Where the data subject wished to exercise his/her right or make a complaint, the DPD can be addressed at the following contact details:

  • address: 29A Tudor Vladimirescu Bvd., AFI Tech Park 1, Sector 5, Bucharest, Romania, CP 050881
  • e-mail: dpd@certsign.ro 
  • fax: (+4021)3119905

 

certSIGN provide the data subject with information on the actions taken following a request under Articles 15-22, without undue delay and in any case not later than one month after receiving the request. This period may be extended by two further months where necessary, taking into account the complexity and number of the requests. certSIGN informs the data subject of any such extension, within one month of receipt of the request, together with the reasons for the delay. 

If it does not take action on the request of the data subject, certSIGN shall inform the data subject without delay and at the least within one month of receipt of the request, on the reasons for not taking action and on the possibility of lodging a complaint with a supervisory authority and seeking a judicial remedy. 

3. Data Security

certSIGN has implemented an information security management system, ISO 27001 certified. Also, certSIGN has obtained the status of a Qualified Trust Service Provider in accordance with EU Regulation no 910/2014 on electronic identification and trust services for electronic transactions on the internal market.

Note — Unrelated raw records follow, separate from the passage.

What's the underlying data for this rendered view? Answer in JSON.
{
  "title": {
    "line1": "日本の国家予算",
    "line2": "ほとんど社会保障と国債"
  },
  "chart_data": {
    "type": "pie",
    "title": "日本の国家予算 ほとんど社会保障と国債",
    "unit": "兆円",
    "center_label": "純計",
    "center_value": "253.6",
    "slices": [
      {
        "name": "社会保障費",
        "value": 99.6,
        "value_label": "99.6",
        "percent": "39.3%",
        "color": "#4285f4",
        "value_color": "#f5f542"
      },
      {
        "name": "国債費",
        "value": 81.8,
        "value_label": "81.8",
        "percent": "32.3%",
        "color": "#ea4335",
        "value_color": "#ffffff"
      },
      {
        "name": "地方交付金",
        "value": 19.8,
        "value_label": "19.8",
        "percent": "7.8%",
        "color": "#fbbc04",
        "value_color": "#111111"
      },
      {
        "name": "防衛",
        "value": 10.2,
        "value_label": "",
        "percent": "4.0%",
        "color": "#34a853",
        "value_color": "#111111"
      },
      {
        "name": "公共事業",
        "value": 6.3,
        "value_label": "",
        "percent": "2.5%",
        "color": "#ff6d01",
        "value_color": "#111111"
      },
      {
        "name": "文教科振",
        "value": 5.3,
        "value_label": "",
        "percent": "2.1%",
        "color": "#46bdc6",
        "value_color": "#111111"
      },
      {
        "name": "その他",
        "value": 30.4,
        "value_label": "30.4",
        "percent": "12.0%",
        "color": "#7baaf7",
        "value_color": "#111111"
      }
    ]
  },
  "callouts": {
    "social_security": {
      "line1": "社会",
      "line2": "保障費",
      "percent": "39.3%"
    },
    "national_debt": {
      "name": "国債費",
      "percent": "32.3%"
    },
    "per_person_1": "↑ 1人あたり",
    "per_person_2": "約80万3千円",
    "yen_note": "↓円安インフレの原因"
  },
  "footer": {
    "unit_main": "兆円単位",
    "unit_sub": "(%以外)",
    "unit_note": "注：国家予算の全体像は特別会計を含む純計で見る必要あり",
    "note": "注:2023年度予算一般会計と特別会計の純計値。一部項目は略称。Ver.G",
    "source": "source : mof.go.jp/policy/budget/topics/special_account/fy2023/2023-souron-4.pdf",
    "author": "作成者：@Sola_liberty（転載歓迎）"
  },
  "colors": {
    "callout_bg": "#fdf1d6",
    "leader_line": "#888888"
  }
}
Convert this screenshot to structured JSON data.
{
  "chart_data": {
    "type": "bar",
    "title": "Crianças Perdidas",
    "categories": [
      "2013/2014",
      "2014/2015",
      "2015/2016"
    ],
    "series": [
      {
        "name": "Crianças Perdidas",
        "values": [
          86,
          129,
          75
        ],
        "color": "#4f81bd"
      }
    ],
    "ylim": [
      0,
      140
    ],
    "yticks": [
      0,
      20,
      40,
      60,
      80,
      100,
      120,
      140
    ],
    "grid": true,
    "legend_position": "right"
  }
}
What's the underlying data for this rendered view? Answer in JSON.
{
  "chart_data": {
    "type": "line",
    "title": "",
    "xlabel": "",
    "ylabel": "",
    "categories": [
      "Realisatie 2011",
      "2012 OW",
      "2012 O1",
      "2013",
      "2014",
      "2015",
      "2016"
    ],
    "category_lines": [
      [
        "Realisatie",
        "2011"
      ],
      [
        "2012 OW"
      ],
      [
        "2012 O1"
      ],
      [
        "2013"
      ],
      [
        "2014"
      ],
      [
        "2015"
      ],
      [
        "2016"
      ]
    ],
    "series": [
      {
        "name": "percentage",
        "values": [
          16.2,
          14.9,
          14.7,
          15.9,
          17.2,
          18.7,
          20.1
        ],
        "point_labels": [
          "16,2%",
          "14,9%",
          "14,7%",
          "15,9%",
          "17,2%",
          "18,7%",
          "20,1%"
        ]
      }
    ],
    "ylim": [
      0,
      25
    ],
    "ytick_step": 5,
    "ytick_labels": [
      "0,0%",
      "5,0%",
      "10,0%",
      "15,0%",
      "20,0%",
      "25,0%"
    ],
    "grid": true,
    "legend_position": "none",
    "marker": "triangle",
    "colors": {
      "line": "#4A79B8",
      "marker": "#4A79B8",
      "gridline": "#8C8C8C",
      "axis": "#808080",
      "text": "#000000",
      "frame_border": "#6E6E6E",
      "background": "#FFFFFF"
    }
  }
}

Obtaining and maintaining the ISO 27001 certification and the status of qualified trusted service provider requires annual audits, respectively, every two years of external audits, audits in which the assessment of information security and information, in general, is a very important component.

a. Drawing up and keeping records of data processing activities.

The company keeps a Register of records of personal data processing. The Register is drafted and managed by the DPD. The Register contains at least the information provided by the GDPR.

b. Training of personnel in order to comply with the GDPR provisions

certSIGN staff is periodically trained on the GDPR provisions, on the minimum security requirements for the processing of personal data, as well as on the risks entailed by the processing of personal data.  

Employees who have access to personal data are informed about the special nature of these data and have become aware of the rules that apply to them. All internal provisions regarding the obligation of employees in terms of information security are applicable.

c. Verification of the company business compliance with the GDPR requirements.

Through the DPO within the DPD and external audits, certSIGN will verify the compliance with and implementation of the internal rules, of GDPR provisions and legal stipulations in the field, as well as the recommendations made with regard to the processing of personal data.